Habiéndome retirado de los negocios del mundo a un lugar de reposo, me
entrego a la meditación de las Sagradas Escrituras, y a escribir los
pensamientos que se me ocurren en mis meditaciones, para que si ya no
puedo ser de uso por la palabra de boca, o la composición de voluminosas
obras, pueda por lo menos ser útil a mis hermanos por medio de estos
piadosos librillos.
Mientras reflexionaba entonces sobre cuál sería el tema más elegible
tanto para prepararme para la muerte como para asistir a otros a vivir
bien, se me ocurrió la Muerte de Nuestro Señor, junto con el último
sermón que el Redentor del mundo predicó desde la Cruz, como desde un
elevado púlpito, a la raza humana. Este sermón consiste de siete cortas
pero profundas sentencias, y en estas siete palabras está contenido todo
lo que Nuestro Señor manifestó cuando dijo: «Mirad que subimos a
Jerusalén, y se cumplirá todo lo que los Profetas escribieron sobre el
Hijo del Hombre» (1). Todo lo que los Profetas predijeron sobre Cristo
puede ser reducido a cuatro títulos: sus sermones a la gente; su oración
al Padre; los grandes tormentos que soportó; y las sublimes y
admirables obras que realizó. Todo esto fue verificado de manera
admirable en la Vida de Cristo, pues Nuestro Señor no podía ser más
diligente al predicar al pueblo. Predicaba en el Templo, en las
sinagogas, en los campos, en los desiertos, en las casas, más aún,
predicaba incluso desde una embarcación a la gente que estaba en la
orilla. Era su costumbre pasar noches en oración a Dios, pues así dice
el Evangelista: «Y se pasó la noche en la oración de Dios» (2). Sus
admirables obras al expulsar demonios, curar enfermos, multiplicar
panes, calmar tormentas, han de ser leídas en cada página de los
Evangelios (3). Aún así, fueron muchas las injurias que fueron
acumuladas sobre Él, como respuesta al bien que había hecho. Consistían
éstas no sólo en palabras insolentes, sino también en apedrearlo (4) y
despeñarlo (5). En una palabra, todas estas cosas verdaderamente se
consumaron en la Cruz. Su prédica desde la Cruz fue tan poderosa que
«toda la multitud se volvió golpeándose el pecho» (6), y no sólo los
corazones de los hombres, sino incluso las rocas fueron quebrantadas en
pedazos. Él oró en la Cruz, como dice el Apóstol, «con poderoso clamor y
lágrimas», siendo así «escuchado por su actitud reverente» (7).
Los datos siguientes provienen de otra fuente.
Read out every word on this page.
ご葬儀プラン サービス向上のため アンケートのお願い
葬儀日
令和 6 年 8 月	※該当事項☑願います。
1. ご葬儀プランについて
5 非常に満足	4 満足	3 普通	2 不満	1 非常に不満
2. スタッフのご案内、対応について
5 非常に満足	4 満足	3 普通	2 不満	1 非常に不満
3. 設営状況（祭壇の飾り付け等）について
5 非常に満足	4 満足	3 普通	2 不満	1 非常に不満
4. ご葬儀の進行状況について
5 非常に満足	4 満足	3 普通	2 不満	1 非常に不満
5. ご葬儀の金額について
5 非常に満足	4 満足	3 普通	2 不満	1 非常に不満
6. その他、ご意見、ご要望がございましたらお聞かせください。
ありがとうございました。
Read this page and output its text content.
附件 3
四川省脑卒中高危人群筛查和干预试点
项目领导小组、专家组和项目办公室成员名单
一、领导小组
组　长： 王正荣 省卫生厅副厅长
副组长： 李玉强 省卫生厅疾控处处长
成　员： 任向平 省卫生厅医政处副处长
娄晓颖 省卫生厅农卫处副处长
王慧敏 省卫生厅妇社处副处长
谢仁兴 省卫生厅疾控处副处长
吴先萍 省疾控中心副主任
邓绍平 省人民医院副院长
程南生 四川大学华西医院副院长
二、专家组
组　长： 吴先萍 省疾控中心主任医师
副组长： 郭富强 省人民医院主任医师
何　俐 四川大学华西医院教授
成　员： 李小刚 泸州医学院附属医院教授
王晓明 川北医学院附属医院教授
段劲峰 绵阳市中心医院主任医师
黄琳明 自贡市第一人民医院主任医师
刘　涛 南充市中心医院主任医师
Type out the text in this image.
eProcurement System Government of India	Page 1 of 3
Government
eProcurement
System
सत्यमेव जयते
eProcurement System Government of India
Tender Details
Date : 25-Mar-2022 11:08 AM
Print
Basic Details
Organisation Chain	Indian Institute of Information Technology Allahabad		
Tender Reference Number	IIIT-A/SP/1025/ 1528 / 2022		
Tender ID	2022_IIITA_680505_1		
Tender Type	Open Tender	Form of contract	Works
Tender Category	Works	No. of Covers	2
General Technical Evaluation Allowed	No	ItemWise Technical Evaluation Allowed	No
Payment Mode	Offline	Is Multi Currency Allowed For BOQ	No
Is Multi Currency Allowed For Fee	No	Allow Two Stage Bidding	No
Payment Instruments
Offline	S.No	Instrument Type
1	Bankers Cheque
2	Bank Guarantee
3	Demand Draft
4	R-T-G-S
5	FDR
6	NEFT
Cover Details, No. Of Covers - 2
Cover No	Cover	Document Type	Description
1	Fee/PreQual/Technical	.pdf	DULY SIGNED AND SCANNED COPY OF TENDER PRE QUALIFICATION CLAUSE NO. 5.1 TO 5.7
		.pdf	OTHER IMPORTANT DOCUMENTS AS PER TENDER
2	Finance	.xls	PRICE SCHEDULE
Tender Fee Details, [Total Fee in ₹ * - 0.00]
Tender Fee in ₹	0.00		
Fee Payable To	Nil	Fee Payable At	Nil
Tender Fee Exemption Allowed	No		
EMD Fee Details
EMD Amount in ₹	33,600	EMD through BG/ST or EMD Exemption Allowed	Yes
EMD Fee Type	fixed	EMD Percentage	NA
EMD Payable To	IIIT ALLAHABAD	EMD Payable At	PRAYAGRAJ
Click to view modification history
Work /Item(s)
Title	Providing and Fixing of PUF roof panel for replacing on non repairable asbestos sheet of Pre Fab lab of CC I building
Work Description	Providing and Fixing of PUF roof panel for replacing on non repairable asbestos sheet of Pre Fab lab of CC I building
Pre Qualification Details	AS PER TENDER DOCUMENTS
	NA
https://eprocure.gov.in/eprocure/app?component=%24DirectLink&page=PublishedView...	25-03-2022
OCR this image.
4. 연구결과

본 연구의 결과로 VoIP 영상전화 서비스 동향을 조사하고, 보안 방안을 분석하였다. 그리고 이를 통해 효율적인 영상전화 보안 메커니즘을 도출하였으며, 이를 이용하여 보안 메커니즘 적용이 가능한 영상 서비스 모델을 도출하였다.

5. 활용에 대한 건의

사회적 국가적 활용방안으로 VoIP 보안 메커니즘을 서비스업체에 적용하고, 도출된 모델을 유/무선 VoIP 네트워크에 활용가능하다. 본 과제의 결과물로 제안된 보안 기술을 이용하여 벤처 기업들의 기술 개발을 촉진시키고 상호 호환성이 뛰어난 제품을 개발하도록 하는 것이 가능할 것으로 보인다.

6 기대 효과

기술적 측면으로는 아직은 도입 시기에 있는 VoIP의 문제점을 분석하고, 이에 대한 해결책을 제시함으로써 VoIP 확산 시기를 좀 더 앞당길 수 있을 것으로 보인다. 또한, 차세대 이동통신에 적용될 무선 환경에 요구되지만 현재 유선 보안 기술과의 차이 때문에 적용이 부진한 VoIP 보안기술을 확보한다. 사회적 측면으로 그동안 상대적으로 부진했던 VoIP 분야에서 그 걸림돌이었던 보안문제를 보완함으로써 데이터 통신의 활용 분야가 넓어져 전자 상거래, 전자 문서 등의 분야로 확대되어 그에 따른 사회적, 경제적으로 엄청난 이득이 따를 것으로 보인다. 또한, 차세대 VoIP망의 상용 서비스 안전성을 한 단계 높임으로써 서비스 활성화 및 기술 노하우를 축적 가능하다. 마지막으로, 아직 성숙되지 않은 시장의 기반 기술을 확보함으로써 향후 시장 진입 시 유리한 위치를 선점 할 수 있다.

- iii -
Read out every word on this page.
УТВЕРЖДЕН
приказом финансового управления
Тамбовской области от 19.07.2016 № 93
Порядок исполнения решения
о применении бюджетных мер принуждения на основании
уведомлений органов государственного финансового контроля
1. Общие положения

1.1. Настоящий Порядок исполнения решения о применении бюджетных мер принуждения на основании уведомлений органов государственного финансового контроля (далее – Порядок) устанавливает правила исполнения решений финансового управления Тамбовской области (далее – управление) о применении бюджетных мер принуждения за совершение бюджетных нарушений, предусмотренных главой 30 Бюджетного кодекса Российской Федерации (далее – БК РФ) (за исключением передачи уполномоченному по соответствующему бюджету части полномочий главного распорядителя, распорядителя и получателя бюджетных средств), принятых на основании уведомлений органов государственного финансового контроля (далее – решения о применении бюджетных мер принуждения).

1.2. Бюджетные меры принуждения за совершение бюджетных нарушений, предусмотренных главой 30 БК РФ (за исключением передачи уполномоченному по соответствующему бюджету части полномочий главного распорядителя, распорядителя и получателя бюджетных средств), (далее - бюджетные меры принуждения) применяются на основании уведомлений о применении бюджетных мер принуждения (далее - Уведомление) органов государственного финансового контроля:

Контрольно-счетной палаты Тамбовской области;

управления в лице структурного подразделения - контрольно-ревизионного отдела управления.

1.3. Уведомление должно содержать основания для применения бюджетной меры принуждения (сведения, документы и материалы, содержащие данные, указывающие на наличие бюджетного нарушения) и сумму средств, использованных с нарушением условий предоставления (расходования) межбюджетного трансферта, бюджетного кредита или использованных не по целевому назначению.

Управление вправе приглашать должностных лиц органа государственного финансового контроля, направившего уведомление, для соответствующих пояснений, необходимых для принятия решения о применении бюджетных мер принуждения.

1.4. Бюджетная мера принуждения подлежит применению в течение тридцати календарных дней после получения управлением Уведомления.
Sufrió
tanto en la Cruz, en comparación con lo que había sufrido el resto de su
vida, que el sufrimiento parece pertenecer sólo a su Pasión.
Finalmente, nunca obró mayores signos y prodigios que cuando estando en
la Cruz parecía reducido a la más grande debilidad y flaqueza. Entonces
no sólo manifestó signos del cielo, los cuales los judíos habían pedido
hasta el fastidio, sino que un poco después manifestó el más grande de
todos los signos.
Pues luego de estar muerto y enterrado, se levantó de entre los muertos
por su propia fuerza, llamando a su Cuerpo a la vida, incluso a una vida
inmortal. Verdaderamente entonces podremos decir que en la Cruz se
consumó todo lo que estaba escrito por los Profetas en relación al Hijo
del Hombre.
Pero antes de empezar a escribir sobre las palabras que Nuestro Señor
manifestó desde la Cruz, parece apropiado que deba decir algo de la Cruz
misma, que fue el Púlpito del Predicador, altar del Sacerdote Víctima,
campo del Combatiente, el taller del que obra maravillas. Los antiguos
estaban de acuerdo al decir que la Cruz estaba hecha de tres trozos de
madera: uno vertical, a lo largo del cual era puesto el cuerpo del
crucificado; uno horizontal, al que estaban sujetas las manos; y el
tercero estaba unido a la parte baja de la cruz, sobre el cual
descansaban los pies del acusado, pero sujetos por medio de clavos para
impedir su movimiento. Los antiguos Padres de la Iglesia concuerdan con
esta opinión, como San Justino (8) y San Ireneo (9). Estos autores, más
aún, indican claramente que cada pie descansaba en la tabla, y no que un
pie estaba puesto encima del otro. Por tanto, se sigue que Cristo fue
clavado a la Cruz con cuatro clavos, y no tres, como muchos imaginan,
quienes en las pinturas representan a Cristo, Nuestro Señor, clavado a
la Cruz con un pie sobre el otro. Gregorio de Tours (10), claramente
dice lo contrario, y confirma su opinión apelando a antiguos grabados.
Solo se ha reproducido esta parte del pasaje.